Mainly, Celestica provides computing modules, network switches and data storage capacity for server farms, none of which is a straightforward manufacturing job. It incorporates custom silicon and has proprietary thermal and power management designs to help companies manage the extreme heat and electricity needed to run data centres.
Demand has been so great that Celestica has had to expand its manufacturing facilities. Some capacity was already freed up as a result of recent restructuring, but the company is also building an additional 100,000 square feet in Thailand and 80,000 square feet in Malaysia.
Mr. Mionis doesn’t seem particularly concerned about competition, owing to Celestica’s established customer relationships and engineering capabilities. “We’re somewhat first-to-market on a lot of these designs,” he said.
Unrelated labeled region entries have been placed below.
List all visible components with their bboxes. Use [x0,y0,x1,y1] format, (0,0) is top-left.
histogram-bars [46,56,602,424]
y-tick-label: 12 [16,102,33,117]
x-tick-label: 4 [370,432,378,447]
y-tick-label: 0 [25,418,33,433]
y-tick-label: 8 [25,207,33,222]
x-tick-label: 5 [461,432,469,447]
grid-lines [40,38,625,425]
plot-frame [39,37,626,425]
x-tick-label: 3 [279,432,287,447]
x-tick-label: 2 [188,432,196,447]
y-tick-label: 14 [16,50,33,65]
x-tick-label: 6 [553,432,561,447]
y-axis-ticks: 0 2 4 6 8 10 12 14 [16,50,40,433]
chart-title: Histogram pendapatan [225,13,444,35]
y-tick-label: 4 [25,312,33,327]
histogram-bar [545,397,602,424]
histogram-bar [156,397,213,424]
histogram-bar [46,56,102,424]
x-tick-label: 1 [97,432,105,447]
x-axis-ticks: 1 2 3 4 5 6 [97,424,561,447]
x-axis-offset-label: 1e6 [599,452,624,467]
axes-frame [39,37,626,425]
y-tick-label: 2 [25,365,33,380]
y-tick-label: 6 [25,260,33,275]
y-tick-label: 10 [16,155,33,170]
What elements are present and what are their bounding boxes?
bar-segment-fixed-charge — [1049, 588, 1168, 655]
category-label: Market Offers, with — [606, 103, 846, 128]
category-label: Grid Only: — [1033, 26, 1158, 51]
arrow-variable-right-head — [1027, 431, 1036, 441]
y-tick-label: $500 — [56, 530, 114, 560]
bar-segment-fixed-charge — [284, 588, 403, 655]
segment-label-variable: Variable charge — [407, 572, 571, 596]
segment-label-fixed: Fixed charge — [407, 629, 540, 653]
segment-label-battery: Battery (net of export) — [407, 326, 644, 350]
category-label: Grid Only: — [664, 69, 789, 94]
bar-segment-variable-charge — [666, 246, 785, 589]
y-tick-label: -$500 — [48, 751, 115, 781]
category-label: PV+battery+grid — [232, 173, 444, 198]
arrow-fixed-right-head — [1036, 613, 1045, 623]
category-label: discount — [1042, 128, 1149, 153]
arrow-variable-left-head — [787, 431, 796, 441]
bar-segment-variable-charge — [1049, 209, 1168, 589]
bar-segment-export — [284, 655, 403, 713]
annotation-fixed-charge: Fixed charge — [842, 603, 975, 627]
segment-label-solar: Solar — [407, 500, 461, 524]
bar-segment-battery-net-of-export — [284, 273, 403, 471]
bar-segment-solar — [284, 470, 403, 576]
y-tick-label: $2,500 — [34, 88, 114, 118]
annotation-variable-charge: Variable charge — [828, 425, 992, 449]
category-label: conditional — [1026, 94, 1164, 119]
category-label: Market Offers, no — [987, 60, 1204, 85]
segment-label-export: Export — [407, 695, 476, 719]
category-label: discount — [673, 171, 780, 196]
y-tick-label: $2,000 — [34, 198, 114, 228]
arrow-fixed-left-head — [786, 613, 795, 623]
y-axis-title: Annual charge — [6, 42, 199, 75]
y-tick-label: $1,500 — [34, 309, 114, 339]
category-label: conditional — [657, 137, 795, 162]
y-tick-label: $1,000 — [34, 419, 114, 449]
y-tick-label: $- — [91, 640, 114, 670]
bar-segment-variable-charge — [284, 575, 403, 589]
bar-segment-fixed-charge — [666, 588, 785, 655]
Artificial intelligence is just one reason for Celestica’s turn of fate. Thanos Moschopoulos, an analyst with BMO Capital Markets, said the company’s shift toward more complex and higher-value equipment has boosted margins. During the COVID-19-induced supply chain crunch, Celestica was also more adept than some competitors in sourcing key components. “Customers took notice and helped them gain share,” he said. “The business seems to be on much better footing today.”
Long-time shareholder Onex, which once had the dominant voting stake in Celestica, exited its position this year and off-loaded more than 18 million shares. That created more liquidity and allowed other investors to buy in, Mr. Moschopoulos said.
Celestica’s business still carries risk. The industry is intensely competitive and manufacturers have limited pricing power. Celestica’s customers are highly concentrated, too. “We view the lack of customer diversity as an inherent disadvantage, because losing a customer or a large program could lead to significant loss in revenues and cash flow,” S&P Global Ratings analyst Monysh Bandeally wrote earlier this year.
Despite Celestica’s recent good fortune, its stock is relatively inexpensive compared with its peers, though it has mostly closed a significant gap. Celestica trades at about 10 times its estimated earnings per share for next year, compared with 12 times for competitors. Whether more investors will buy in – and whether Celestica has truly left the past behind – depends largely on how long the AI boom will last.
Mr. Mionis is optimistic. “We’re at the beginning of a very long demand cycle,” he said.